If it is not possible to ask the person which pronoun he or she prefers, use the pronoun that is consistent with the person's appearance and gender expression. For example, if the person wears a dress and uses the name "Susan," feminine pronouns are appropriate.
The article text doesn't actually say "he actually was a she" -- but the cover page for the article actually does.
The Associated Press Styleguide, billed as "the journalist's bible," says this about how to properly refer to the gender of a trans person:
Use the pronoun preferred by the individuals who have acquired the physical characteristics of the opposite sex or present themselves in a way that does not correspond with their sex at birth.
If that preference is not expressed, use the pronoun consistent with the way the individuals live publicly.
And too, in the same vain of the editorial staff's headlining and graphics for the article misgendered the trans youth in question, the editorial staff choice to highlight the word "lie" in the bolded, highlighted text of the piece. Basically, the editorial staff of Seventeen intentionally misgendered a trans young man, and then intentionally portrayed him as a liar; as a deceiver. This is what the GLAAD Media Guide's Transgender Glossary states about "deceiver" language:
DEFAMATORY TERMINOLOGY
Defamatory: "deceptive," "fooling," "pretending," "posing," or "masquerading"
Gender identity is an integral part of a person's identity. Please do not characterize transgender people as "deceptive," as "fooling" other people, or as "pretending" to be, "posing" or "masquerading" as a man or a woman. Such descriptions are extremely insulting.
Clearly, the editorial staff at Seventeen were more interested in sensationalizing the story in their pages than sticking to journalism norms.

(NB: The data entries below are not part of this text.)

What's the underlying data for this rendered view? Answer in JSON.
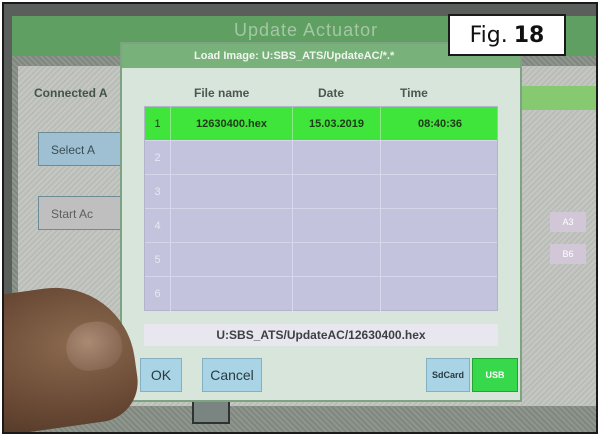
{
  "background": {
    "title": "Update Actuator",
    "connected_label": "Connected A",
    "select_button": "Select A",
    "start_button": "Start Ac",
    "right_a3": "A3",
    "right_b6": "B6"
  },
  "dialog": {
    "title": "Load Image: U:SBS_ATS/UpdateAC/*.*",
    "columns": [
      "File name",
      "Date",
      "Time"
    ],
    "rows": [
      {
        "num": "1",
        "file": "12630400.hex",
        "date": "15.03.2019",
        "time": "08:40:36"
      },
      {
        "num": "2",
        "file": "",
        "date": "",
        "time": ""
      },
      {
        "num": "3",
        "file": "",
        "date": "",
        "time": ""
      },
      {
        "num": "4",
        "file": "",
        "date": "",
        "time": ""
      },
      {
        "num": "5",
        "file": "",
        "date": "",
        "time": ""
      },
      {
        "num": "6",
        "file": "",
        "date": "",
        "time": ""
      }
    ],
    "selected_path": "U:SBS_ATS/UpdateAC/12630400.hex",
    "buttons": {
      "ok": "OK",
      "cancel": "Cancel",
      "sdcard": "SdCard",
      "usb": "USB"
    }
  },
  "figure": {
    "label": "Fig.",
    "number": "18"
  },
  "colors": {
    "selected_row": "#3fe53b",
    "header": "#78b179",
    "usb_active": "#37d84b"
  }
}
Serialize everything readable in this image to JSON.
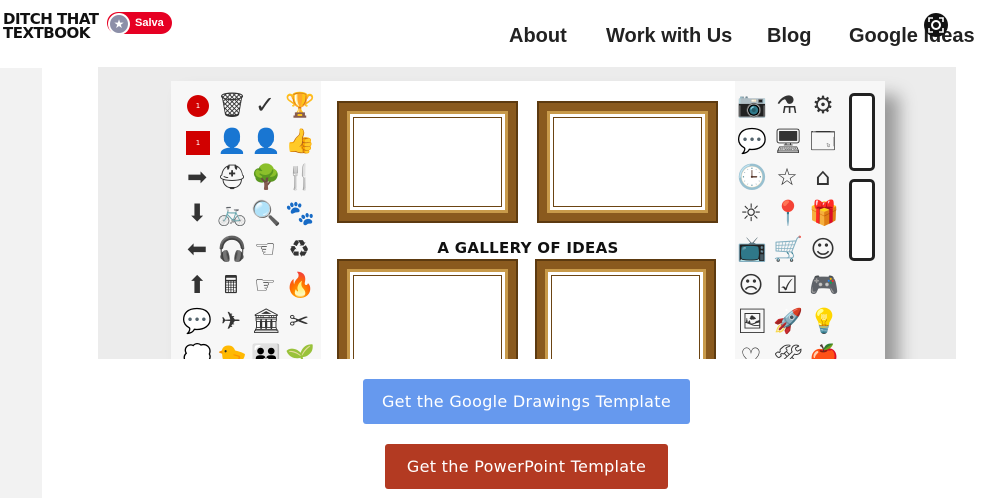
{
  "header": {
    "logo_line1": "DITCH THAT",
    "logo_line2": "TEXTBOOK",
    "save_badge": "Salva"
  },
  "nav": {
    "about": "About",
    "work": "Work with Us",
    "blog": "Blog",
    "google": "Google Ideas"
  },
  "image": {
    "title": "A GALLERY OF IDEAS",
    "badge_numbers": [
      "1",
      "1"
    ]
  },
  "buttons": {
    "drawings": "Get the Google Drawings Template",
    "ppt": "Get the PowerPoint Template"
  },
  "colors": {
    "save_red": "#e60023",
    "drawings_button": "#6699ee",
    "ppt_button": "#b33a22"
  },
  "icons": {
    "lens": "google-lens-icon",
    "star": "star-icon"
  }
}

What I'm not saying is that the trans youth in this story -- "Derek" -- was anything but a jerk. If it were me in the same circumstances, I would have at least revealed my trans status to the young woman I was dating as soon as the young woman wanted to become intimate. That "Derek," if he behaved in the way that the article portrayed him as behaving in the story, would actually be that kind of a jerk isn't the point here.
The point is that the Seventeen editor for this story chose to portray female-to-male trans youth as really girls -- and by extension male-to-female trans youth are really boys. In the way the story was presented, it portrayed all trans people as being deceptive liars -- and "lie" is their word, not mine. Trans people, and many others in and out of LGBT community, know that genitalia and the gender markers on identification documents don't always tell the full gender story of an individual.
What the sensationalizing of this Seventeen story does is a recipe for teaching intolerance to trans youth based on gender identity and expression, and this recipe -- when I think about Brandon Teena and Angie Zapata -- is also a recipe for fueling violence against trans people.
Words matter.
Seventeen Magazine had -- and still has -- an opportunity to educate its readership on trans youth. With Ariel Bustamante, I'm calling on Seventeen to apologize for the sensationalizing of this story. I'd go further -- Seventeen owes us a story about trans youth that doesn't sensationalize them as deceivers and liars, but owes their readers about what trans youth go through when they go to schools.
Seventeen can begin their education on trans youth and issues by reading the Gay, Lesbian and Straight Education Network's (GLSEN's) Harsh Realities: The Experiences Of Transgender Youth In Our Nation's Public Schools. On the experience of trans youth in schools:
Two-thirds of transgender students felt unsafe in school because of their sexual orientation (69%) and how they expressed their gender (65%).
Almost all transgender students had been verbally harassed (e.g., called names or threatened) in the past year at school because of their sexual orientation (89%) and gender expression (87%).
More than half of all transgender students had been physically harassed (e.g., pushed or shoved) in school in the past year because of their sexual orientation (55%) and gender expression (53%).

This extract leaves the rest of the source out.